The Silences of Cemeteries

Syed Badrul Ahsan

There are thoughts of the hereafter, of what lies beyond life, that come to you in a cemetery. Or when in the deepening hours of the night it is the rain which suddenly rushes through the leaves and passes through the paddy in the quiet fields, you remember with something of a shudder that the rain around you is also the rain that seeps into your mother's newly dug grave. The misery in you, in me, cannot then go any deeper. But, again, a sense of misery, a contemplation of the tragedy that comes with birth and death, are what you sense as you mull over the men and women who have died through the ages.

A decade ago, or thereabouts, I stood before the eternal flame over the grave of John Fitzgerald Kennedy at Arlington National Cemetery outside Washington. It was a blustery day, almost reminiscent of the moment when the thirty fifth president of the United States was buried on a November day in 1963. As Hermann Melville would say, there is forever something damp and drizzly about November. When Kennedy's coffin was lowered into his grave, we were children in school. That did not stop us, though, from internalising the tragic drama of the moments as they came to be captured by newspapers around the world. As I prayed before the eternal flame, I remembered all the powerful men who had stood there on that long-ago day as the earth closed over President Kennedy. There were Charles de Gaulle, Haile Selassie, Ludwig Erhard and Anastas Mikoyan. There were a whole lot of other people. By the time I had come to stand where they had once stood, they had each of them gone to their own graves. It was the fleeting nature of life that hovered as a thought in me.

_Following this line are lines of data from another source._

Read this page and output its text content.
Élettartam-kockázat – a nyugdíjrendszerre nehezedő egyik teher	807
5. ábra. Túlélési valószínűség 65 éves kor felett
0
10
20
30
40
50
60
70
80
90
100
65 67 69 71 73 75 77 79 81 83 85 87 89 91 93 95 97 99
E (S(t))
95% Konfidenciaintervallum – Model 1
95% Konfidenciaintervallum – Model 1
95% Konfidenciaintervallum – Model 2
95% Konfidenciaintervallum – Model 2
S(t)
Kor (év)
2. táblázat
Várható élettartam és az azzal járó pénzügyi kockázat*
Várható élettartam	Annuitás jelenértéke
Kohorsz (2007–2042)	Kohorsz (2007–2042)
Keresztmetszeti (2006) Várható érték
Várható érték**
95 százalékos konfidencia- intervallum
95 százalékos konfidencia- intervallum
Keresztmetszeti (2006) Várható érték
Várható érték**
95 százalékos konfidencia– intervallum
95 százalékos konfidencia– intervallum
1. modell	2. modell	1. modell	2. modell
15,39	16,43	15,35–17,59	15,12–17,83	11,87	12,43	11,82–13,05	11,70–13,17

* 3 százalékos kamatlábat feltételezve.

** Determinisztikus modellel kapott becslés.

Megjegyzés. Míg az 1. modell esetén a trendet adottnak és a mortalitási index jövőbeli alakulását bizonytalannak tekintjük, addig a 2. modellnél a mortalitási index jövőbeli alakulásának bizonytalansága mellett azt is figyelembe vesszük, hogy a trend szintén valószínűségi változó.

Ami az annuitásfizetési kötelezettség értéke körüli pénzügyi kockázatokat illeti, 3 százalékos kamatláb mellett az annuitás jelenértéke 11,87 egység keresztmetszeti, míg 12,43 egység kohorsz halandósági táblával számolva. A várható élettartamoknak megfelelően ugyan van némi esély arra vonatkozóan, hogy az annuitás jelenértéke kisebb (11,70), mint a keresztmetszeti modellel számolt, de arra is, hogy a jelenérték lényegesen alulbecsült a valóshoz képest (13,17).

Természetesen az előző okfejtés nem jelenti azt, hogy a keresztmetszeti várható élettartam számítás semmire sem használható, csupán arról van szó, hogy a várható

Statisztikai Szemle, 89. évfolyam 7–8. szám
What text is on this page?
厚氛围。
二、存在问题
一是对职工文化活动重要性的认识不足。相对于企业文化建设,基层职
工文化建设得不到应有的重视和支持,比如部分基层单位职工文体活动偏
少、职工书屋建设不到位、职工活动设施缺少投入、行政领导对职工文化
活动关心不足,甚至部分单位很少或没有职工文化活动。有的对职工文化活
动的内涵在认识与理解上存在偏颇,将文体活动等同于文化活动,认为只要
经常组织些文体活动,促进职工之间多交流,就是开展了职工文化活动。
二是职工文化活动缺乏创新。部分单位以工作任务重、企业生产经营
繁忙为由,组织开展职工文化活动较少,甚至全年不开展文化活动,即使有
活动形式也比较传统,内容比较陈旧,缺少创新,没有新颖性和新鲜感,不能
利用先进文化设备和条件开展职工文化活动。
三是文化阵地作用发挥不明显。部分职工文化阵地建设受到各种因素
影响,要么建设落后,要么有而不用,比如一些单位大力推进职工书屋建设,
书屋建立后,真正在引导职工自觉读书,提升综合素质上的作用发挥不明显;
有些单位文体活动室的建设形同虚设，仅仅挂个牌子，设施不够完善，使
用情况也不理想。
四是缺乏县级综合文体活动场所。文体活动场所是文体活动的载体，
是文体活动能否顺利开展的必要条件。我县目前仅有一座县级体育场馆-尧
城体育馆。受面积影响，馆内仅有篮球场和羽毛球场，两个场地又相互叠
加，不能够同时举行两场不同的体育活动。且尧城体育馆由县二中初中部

Not long ago, on a trip to Cumbria in England, I chanced upon a cemetery that held the remains of men and women whose lives had come to an end in the sixteenth and seventeenth centuries. The headstones looked run down, and naturally too. And it was difficult to make out the names on them as also the precise dates of the birth and death of the inhabitants of the graves. But it was something more poignant that hit the sensibilities. All these good people, I reasoned with myself, had lain there for centuries while the world has gone by. Were the coffins that contained their remains still intact? And did the suits they had been dressed in before burial remain, even if in somewhat tattered a fashion? Of course these were wild thoughts, almost bizarre. But when you think of death, when you imagine the slow but sure decomposition of the bodies that are placed in graves around the world, you know the time has arrived for you to let a bit of philosophy into your life. You have made me endless, Lord, sang Tagore long ago. Does the endlessness come with the end of a life, at the very moment rigor mortis sets in? Are memories symbolic of the endless life we sing about? These and similar questions will flit around your imagination. The answers will be hard to come by.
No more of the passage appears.